Looking through this European plan it would seem to me that if it is actually implemented it is pretty rock solid in the short term. Two keys in that sentence. If actually implemented and in the short term. What that means for asset markets also means two things. Whether the markets will test the implementation and force it to happen (or fail) and how long the market will ignore the short term.
First you have legal issues. Legal challenges are already being shaped in Germany. Courts refused to create an injunction but are reviewing the case. Second, my understanding is the ECB is planning on offsetting the QE measures. What that exactly means and how they plan on doing it I still haven't quite figured out. What does seem apparent is the ECB is legally prohibited from monetizing EU debt at auction so they can only do it in the secondary market. Now how private participants will participate is up in the air. Entirely possible you will see busted auctions because investors will know these are short term fixes. For Greece you are looking at 18 months of time bought. What happens if your issuing a 5 year bond?

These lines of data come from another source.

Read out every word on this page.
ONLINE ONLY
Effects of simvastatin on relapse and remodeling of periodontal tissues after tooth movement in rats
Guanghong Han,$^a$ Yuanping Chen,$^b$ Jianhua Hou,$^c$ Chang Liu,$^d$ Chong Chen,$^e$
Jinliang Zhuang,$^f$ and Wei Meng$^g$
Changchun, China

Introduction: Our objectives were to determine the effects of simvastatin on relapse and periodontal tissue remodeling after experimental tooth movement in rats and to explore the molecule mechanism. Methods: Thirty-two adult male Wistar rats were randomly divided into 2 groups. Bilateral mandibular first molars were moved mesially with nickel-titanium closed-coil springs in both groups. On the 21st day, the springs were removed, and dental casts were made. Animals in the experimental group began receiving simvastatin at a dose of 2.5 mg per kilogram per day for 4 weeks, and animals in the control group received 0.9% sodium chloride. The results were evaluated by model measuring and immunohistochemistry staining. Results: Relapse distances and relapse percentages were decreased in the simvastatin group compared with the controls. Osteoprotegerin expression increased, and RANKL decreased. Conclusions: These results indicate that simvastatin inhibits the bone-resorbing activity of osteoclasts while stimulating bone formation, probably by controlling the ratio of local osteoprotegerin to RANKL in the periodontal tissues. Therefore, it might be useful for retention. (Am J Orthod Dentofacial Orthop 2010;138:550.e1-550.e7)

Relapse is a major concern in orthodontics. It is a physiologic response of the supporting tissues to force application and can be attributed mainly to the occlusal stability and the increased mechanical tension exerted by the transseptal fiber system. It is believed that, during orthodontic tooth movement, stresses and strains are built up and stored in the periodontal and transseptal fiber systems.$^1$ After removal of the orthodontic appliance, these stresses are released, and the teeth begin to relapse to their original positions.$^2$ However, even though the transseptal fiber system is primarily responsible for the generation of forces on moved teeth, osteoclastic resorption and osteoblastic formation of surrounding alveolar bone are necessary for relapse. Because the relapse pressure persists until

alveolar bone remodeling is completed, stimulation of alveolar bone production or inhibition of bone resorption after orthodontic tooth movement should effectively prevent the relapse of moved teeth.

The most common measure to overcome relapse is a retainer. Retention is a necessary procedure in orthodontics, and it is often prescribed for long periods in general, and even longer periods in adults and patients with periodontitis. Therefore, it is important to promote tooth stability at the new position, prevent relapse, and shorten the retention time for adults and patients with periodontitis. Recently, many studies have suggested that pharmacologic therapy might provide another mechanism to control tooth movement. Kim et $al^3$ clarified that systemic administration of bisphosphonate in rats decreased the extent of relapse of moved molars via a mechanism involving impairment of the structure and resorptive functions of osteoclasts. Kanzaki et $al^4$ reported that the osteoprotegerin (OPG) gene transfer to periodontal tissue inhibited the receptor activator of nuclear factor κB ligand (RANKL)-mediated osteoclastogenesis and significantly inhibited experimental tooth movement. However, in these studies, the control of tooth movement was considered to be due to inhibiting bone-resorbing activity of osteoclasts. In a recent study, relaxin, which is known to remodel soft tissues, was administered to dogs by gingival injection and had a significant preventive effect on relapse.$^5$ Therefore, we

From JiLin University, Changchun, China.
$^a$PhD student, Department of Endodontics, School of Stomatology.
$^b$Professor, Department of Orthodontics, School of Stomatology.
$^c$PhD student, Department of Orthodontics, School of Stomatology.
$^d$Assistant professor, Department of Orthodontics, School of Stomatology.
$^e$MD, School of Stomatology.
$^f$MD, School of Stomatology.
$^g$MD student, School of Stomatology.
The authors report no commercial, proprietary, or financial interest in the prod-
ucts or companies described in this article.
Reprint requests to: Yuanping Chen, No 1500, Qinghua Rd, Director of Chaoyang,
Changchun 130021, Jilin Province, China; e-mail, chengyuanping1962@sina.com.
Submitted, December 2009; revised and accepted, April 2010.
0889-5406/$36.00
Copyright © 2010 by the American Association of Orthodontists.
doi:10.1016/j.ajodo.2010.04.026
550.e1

Anyway, I don't have a strong conviction on the markets as of the end of close today. In many ways I am clueless. We bounced right up to the area I thought you should look to short but we did it so quickly it made me nervous. I finally talked myself into putting back on at the close today about 10% of the short exposure I took profits on at the close on Friday. There are enough problems with Asia (i.e. China) that I don't really feel like I am betting on just a Europe story but a story of the entire world economy slowing down again. Time will tell. In general I would not be surprised to see the markets climb some more or sell off. Two similar TARP type announcements in the U.S. caused the markets to bounce one and the other time two days. It may be the same or different I don't know. If we are up another 10 to 20 points I will be probably short a little more tomorrow.
Like I said yesterday this whole things seems EURO negative and asset markets positive but if the EURO starts sliding hard again the asset markets could start selling off hard.
The big danger is that the unity in Europe for the bailout starts breaking up with different quips in different newspaper reports or there was already to much damage done to capital markets that this really doesn't repair things.